Panel C, on the other hand, based on the 1914–1943 retirement period, illustrates that it is also possible for a strategy to become unsustainable (as it happens in period 4), to never become sustainable again, and to eventually fail (as it happens in period 18). Unlike the previous case, in which ignoring the signal from the sustainability test still enabled the retiree to make it through the end of their retirement and leave a bequest, in this case, ignoring the signal and not adjusting the withdrawals eventually leads to portfolio failure.

Panels B and C highlight that a strategy deemed to be unsustainable may or may not lead to portfolio failure. Put differently, failing the sustainability test provides a warning signal that a retiree may or may not decide to act upon. Cautious retirees may adjust their strategy right away, or at least keep a close eye on sustainability going forward; more adventurous retirees may refrain from adjusting their strategy and hope for a good run of returns that may restore the sustainability of their portfolio.

Finally, panel D, based on the 1990–2019 retirement period, illustrates the second tool featured in this article, the sustainable withdrawal (WS). The first column of the panel shows the evolution of the portfolio, which by design should end with an amount equal to the target bequest, which in this case is $0. The second column shows the sustainable withdrawal; that is, the level of inflation-adjusted annual withdrawals that, given the size (and expected return) of the portfolio at the beginning of each period, leaves the target bequest at the end of retirement.
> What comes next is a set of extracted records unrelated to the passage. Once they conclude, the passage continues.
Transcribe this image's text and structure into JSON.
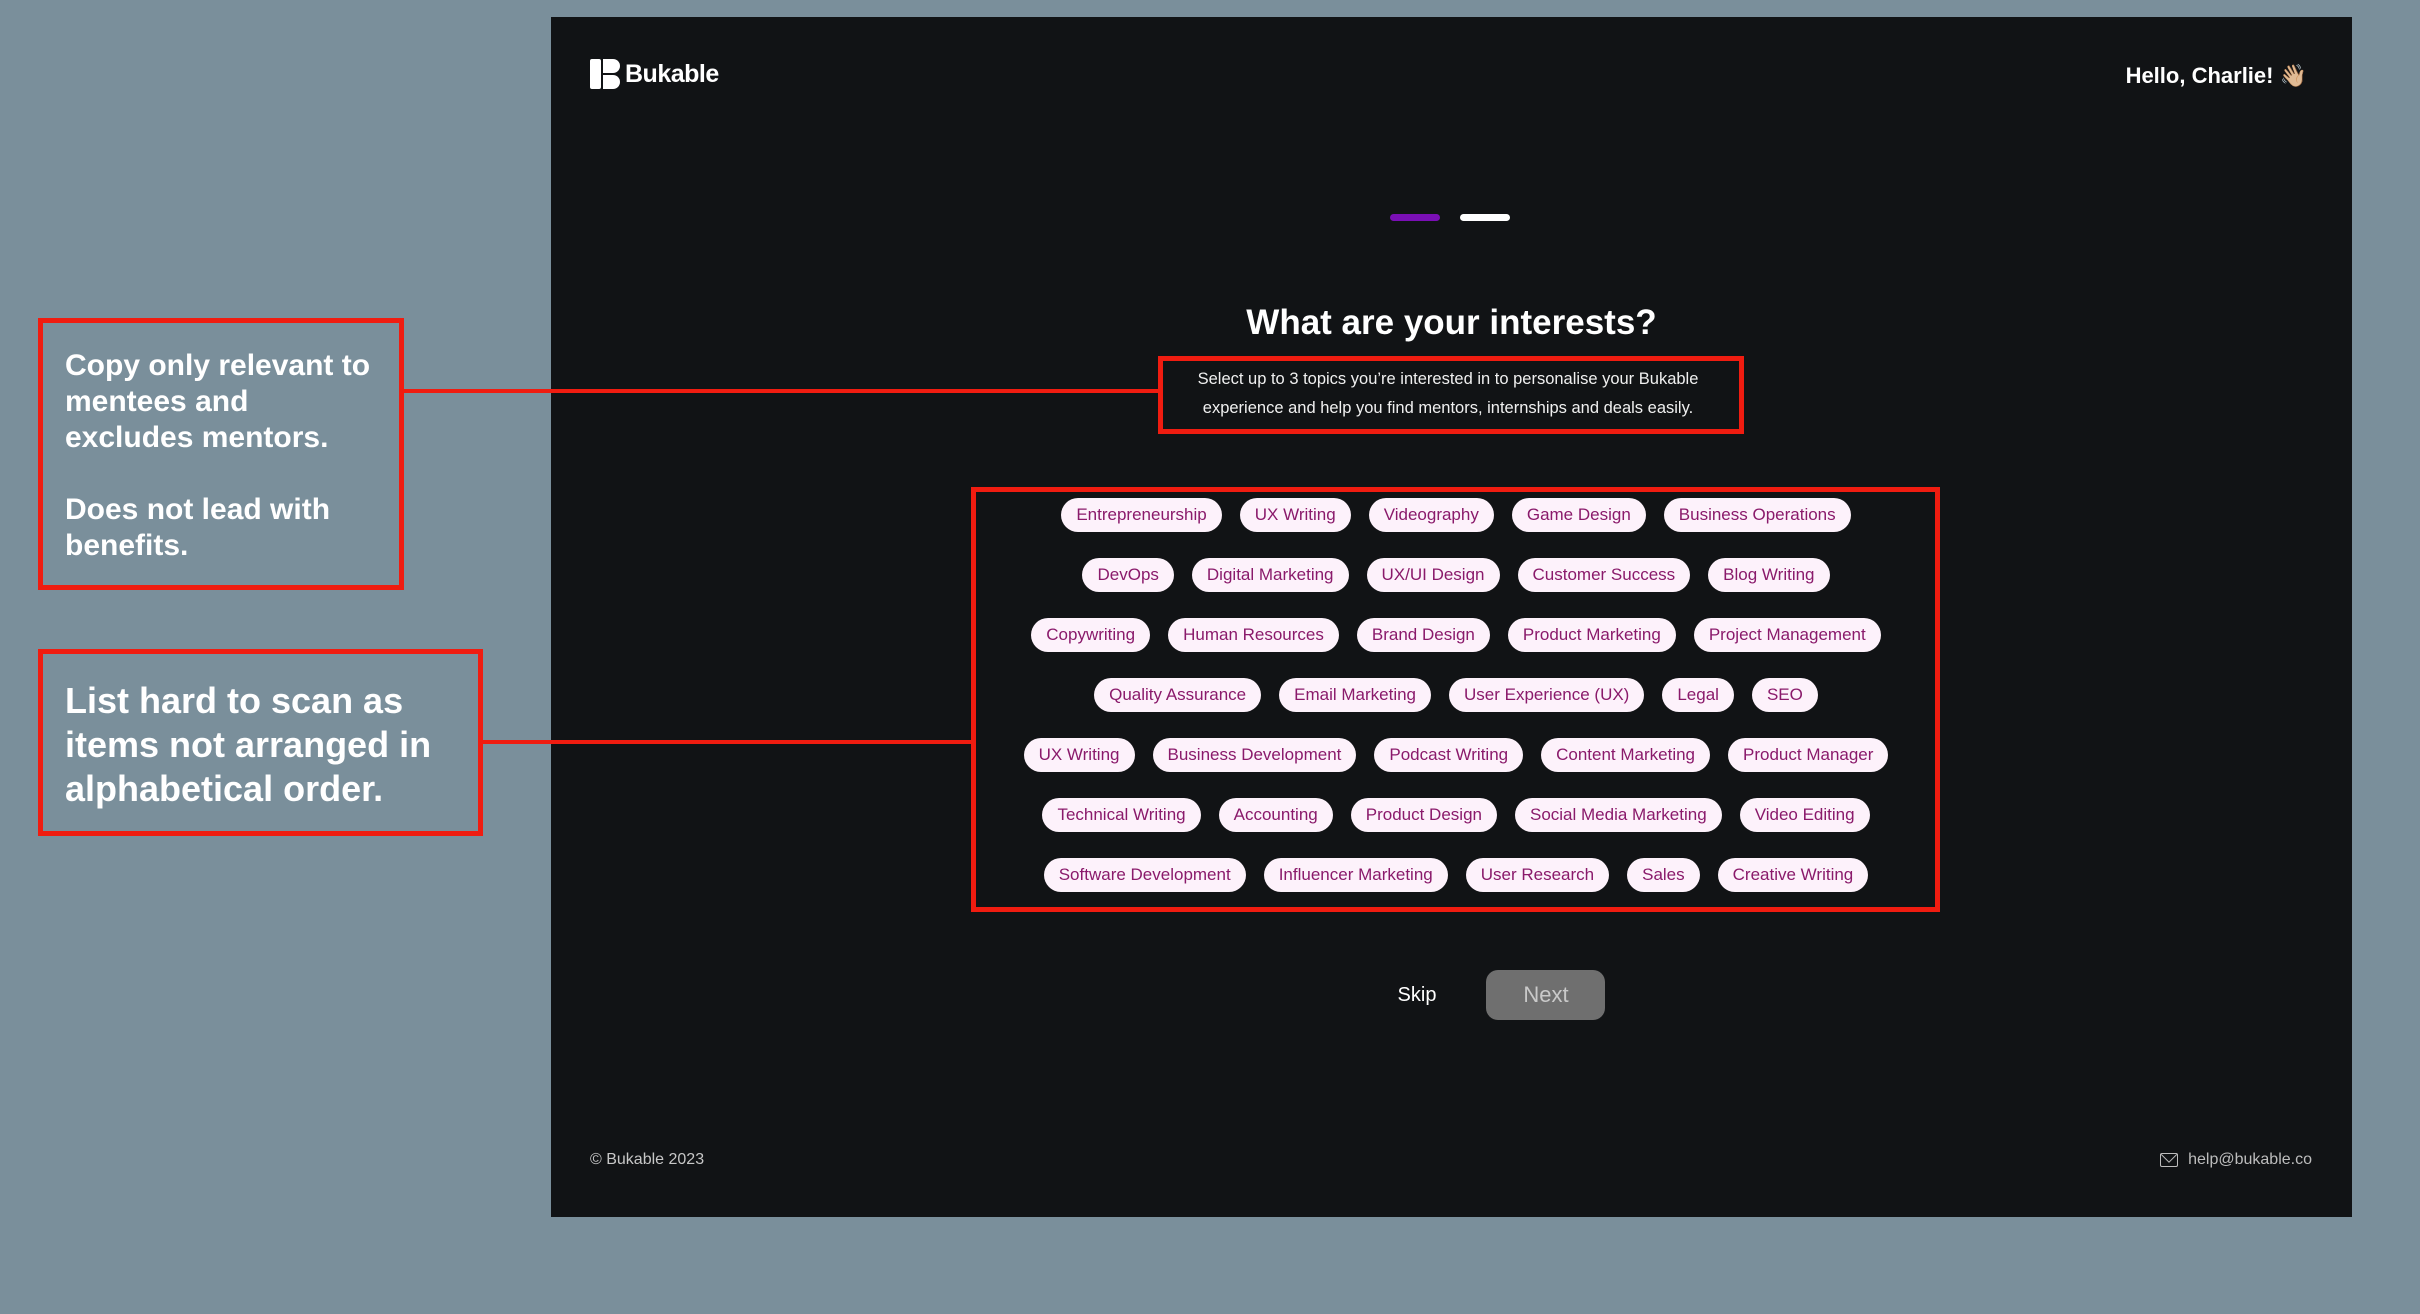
{
  "app": {
    "brand": "Bukable",
    "greeting": "Hello, Charlie! 👋🏼",
    "stepper": {
      "total_steps": 2,
      "current_step": 1,
      "colors": {
        "active": "#7a0fb5",
        "inactive": "#ffffff"
      }
    },
    "title": "What are your interests?",
    "subtitle": "Select up to 3 topics you’re interested in to personalise your Bukable experience and help you find mentors, internships and deals easily.",
    "chip_rows": [
      [
        "Entrepreneurship",
        "UX Writing",
        "Videography",
        "Game Design",
        "Business Operations"
      ],
      [
        "DevOps",
        "Digital Marketing",
        "UX/UI Design",
        "Customer Success",
        "Blog Writing"
      ],
      [
        "Copywriting",
        "Human Resources",
        "Brand Design",
        "Product Marketing",
        "Project Management"
      ],
      [
        "Quality Assurance",
        "Email Marketing",
        "User Experience (UX)",
        "Legal",
        "SEO"
      ],
      [
        "UX Writing",
        "Business Development",
        "Podcast Writing",
        "Content Marketing",
        "Product Manager"
      ],
      [
        "Technical Writing",
        "Accounting",
        "Product Design",
        "Social Media Marketing",
        "Video Editing"
      ],
      [
        "Software Development",
        "Influencer Marketing",
        "User Research",
        "Sales",
        "Creative Writing"
      ]
    ],
    "actions": {
      "skip": "Skip",
      "next": "Next"
    },
    "footer": {
      "copyright": "© Bukable 2023",
      "email": "help@bukable.co"
    }
  },
  "annotations": [
    {
      "text": "Copy only relevant to\nmentees and\nexcludes mentors.\n\nDoes not lead with\nbenefits."
    },
    {
      "text": "List hard to scan as\nitems not arranged in\nalphabetical order."
    }
  ],
  "colors": {
    "background": "#7a8f9b",
    "app_bg": "#111315",
    "chip_bg": "#fdf2fb",
    "chip_text": "#8a1a6b",
    "annotation_red": "#f01c10",
    "next_button_bg": "#6f6f6f"
  }
}
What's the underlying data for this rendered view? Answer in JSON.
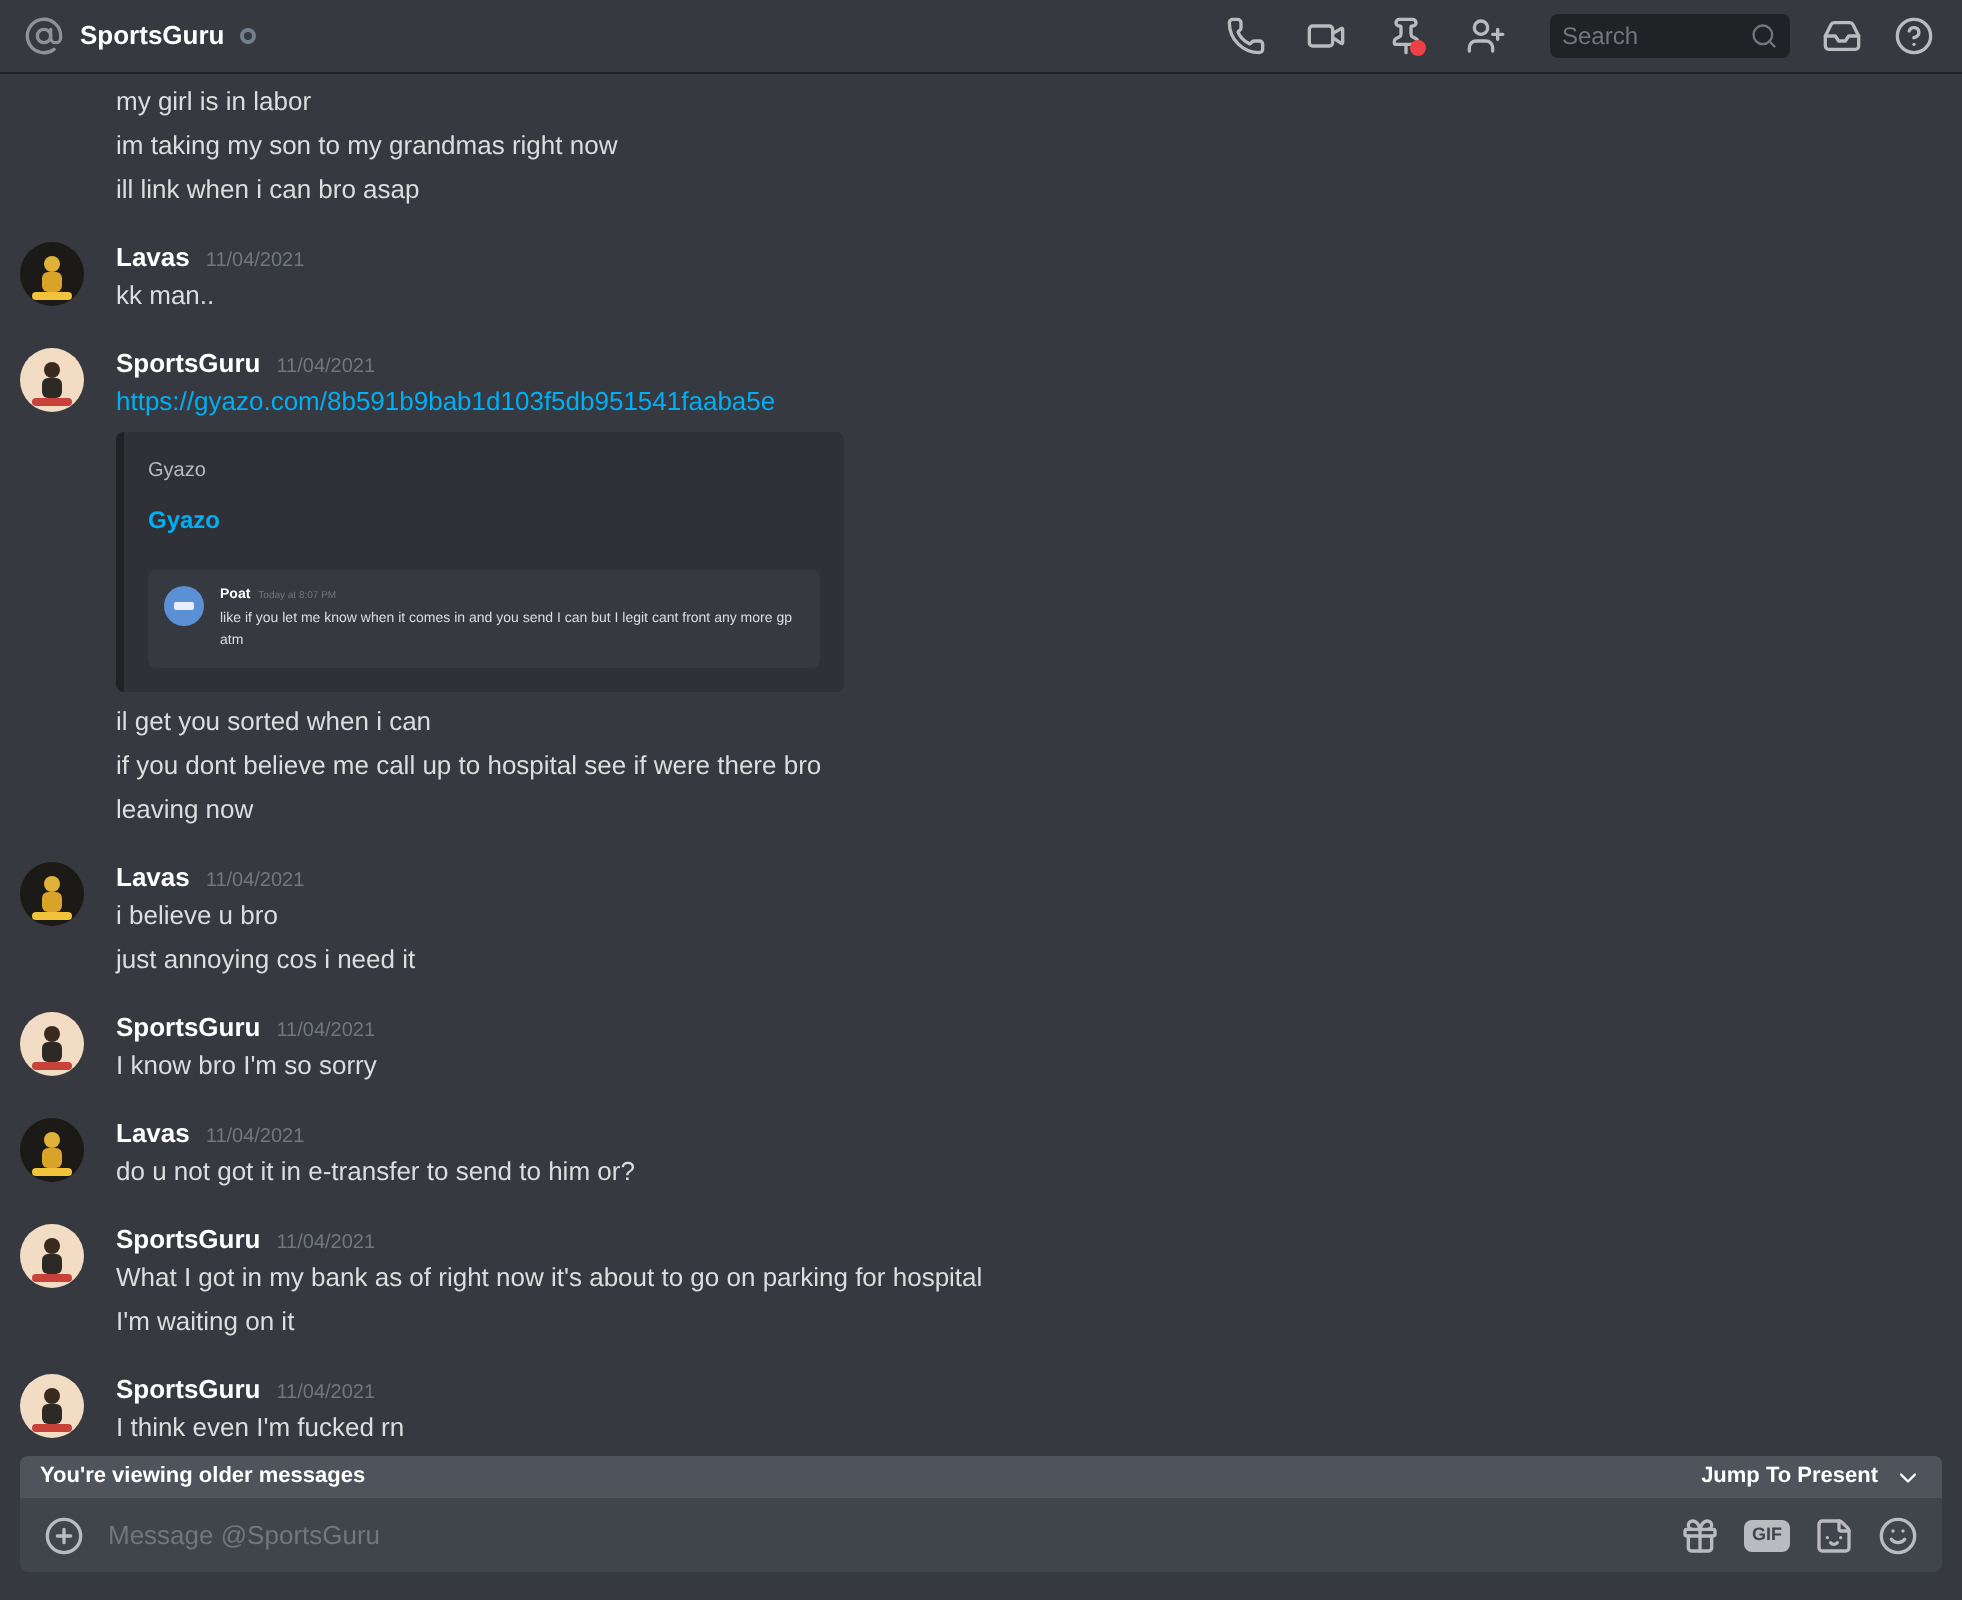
{
  "header": {
    "title": "SportsGuru",
    "search": {
      "placeholder": "Search"
    }
  },
  "messages": [
    {
      "lines": [
        {
          "kind": "text",
          "text": "my girl is in labor"
        },
        {
          "kind": "text",
          "text": "im taking my son to my grandmas right now"
        },
        {
          "kind": "text",
          "text": "ill link when i can bro asap"
        }
      ]
    },
    {
      "author": "Lavas",
      "timestamp": "11/04/2021",
      "avatar": {
        "color": "#1c1a16"
      },
      "lines": [
        {
          "kind": "text",
          "text": "kk man.."
        }
      ]
    },
    {
      "author": "SportsGuru",
      "timestamp": "11/04/2021",
      "avatar": {
        "color": "#f2dcc4"
      },
      "lines": [
        {
          "kind": "link",
          "text": "https://gyazo.com/8b591b9bab1d103f5db951541faaba5e"
        },
        {
          "kind": "embed",
          "provider": "Gyazo",
          "title": "Gyazo",
          "quote": {
            "author": "Poat",
            "time": "Today at 8:07 PM",
            "text": "like if you let me know when it comes in and you send I can but I legit cant front any more gp atm"
          }
        },
        {
          "kind": "text",
          "text": "il get you sorted when i can"
        },
        {
          "kind": "text",
          "text": "if you dont believe me call up to hospital see if were there bro"
        },
        {
          "kind": "text",
          "text": "leaving now"
        }
      ]
    },
    {
      "author": "Lavas",
      "timestamp": "11/04/2021",
      "avatar": {
        "color": "#1c1a16"
      },
      "lines": [
        {
          "kind": "text",
          "text": "i believe u bro"
        },
        {
          "kind": "text",
          "text": "just annoying cos i need it"
        }
      ]
    },
    {
      "author": "SportsGuru",
      "timestamp": "11/04/2021",
      "avatar": {
        "color": "#f2dcc4"
      },
      "lines": [
        {
          "kind": "text",
          "text": "I know bro I'm so sorry"
        }
      ]
    },
    {
      "author": "Lavas",
      "timestamp": "11/04/2021",
      "avatar": {
        "color": "#1c1a16"
      },
      "lines": [
        {
          "kind": "text",
          "text": "do u not got it in e-transfer to send to him or?"
        }
      ]
    },
    {
      "author": "SportsGuru",
      "timestamp": "11/04/2021",
      "avatar": {
        "color": "#f2dcc4"
      },
      "lines": [
        {
          "kind": "text",
          "text": "What I got in my bank as of right now it's about to go on parking for hospital"
        },
        {
          "kind": "text",
          "text": "I'm waiting on it"
        }
      ]
    },
    {
      "author": "SportsGuru",
      "timestamp": "11/04/2021",
      "avatar": {
        "color": "#f2dcc4"
      },
      "lines": [
        {
          "kind": "text",
          "text": "I think even I'm fucked rn"
        }
      ]
    }
  ],
  "composer": {
    "notice": "You're viewing older messages",
    "jump": "Jump To Present",
    "placeholder": "Message @SportsGuru",
    "gif": "GIF"
  }
}
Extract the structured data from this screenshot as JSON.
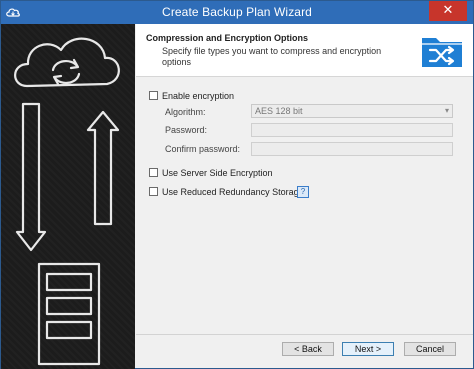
{
  "window": {
    "title": "Create Backup Plan Wizard",
    "close_glyph": "✕"
  },
  "header": {
    "title": "Compression and Encryption Options",
    "description": "Specify file types you want to compress and encryption options"
  },
  "encryption": {
    "checkbox_label": "Enable encryption",
    "algorithm_label": "Algorithm:",
    "algorithm_value": "AES 128 bit",
    "password_label": "Password:",
    "confirm_label": "Confirm password:"
  },
  "options": {
    "server_side_label": "Use Server Side Encryption",
    "reduced_redundancy_label": "Use Reduced Redundancy Storage",
    "help_glyph": "?"
  },
  "buttons": {
    "back": "< Back",
    "next": "Next >",
    "cancel": "Cancel"
  },
  "colors": {
    "titlebar": "#2f6db8",
    "close": "#c7352b",
    "accent": "#1f7fd4"
  }
}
To illustrate, in period 15, the retiree has an $813 portfolio. Thus, if over the 15 years left in their retirement, they withdraw an inflation-adjusted $71 every year, and their portfolio obtains its expected return (4.2 percent) every year, they will exhaust their portfolio by the end of 30 years, thus leaving their target bequest ($0 in this case). Importantly, note that this could hardly be an acceptable withdrawal strategy; the very large variability in the withdrawals calculated amounts to very large variability in purchasing power during retirement. The expression used to calculate WS is discussed in the next section.

That said, the sustainable withdrawal can help a retiree evaluate how much they may need to adjust their withdrawals if their strategy is deemed to be unsustainable. To illustrate, if the sustainability test determines that a strategy of withdrawing $50 every year is unsustainable, and the sustainable withdrawal calculated is $51, then the retiree may hope that future returns are somewhat higher than they expect and refrain from adjusting their strategy. If, on the other hand, the sustainable withdrawal is calculated at $25, then hoping for somewhat better returns in the future may not save this retiree from portfolio failure; they may need to adjust their strategy or will eventually deplete their portfolio earlier than planned.

Related Literature

The issues addressed in this article are broadly related to the literature on the evaluation of retirement strategies. Although the sustainability test and the sustainable withdrawal featured here are not really evaluation metrics, a historical (or simulation-based) perspective of their values, such as that provided below, can help to evaluate the feasibility of a withdrawal strategy.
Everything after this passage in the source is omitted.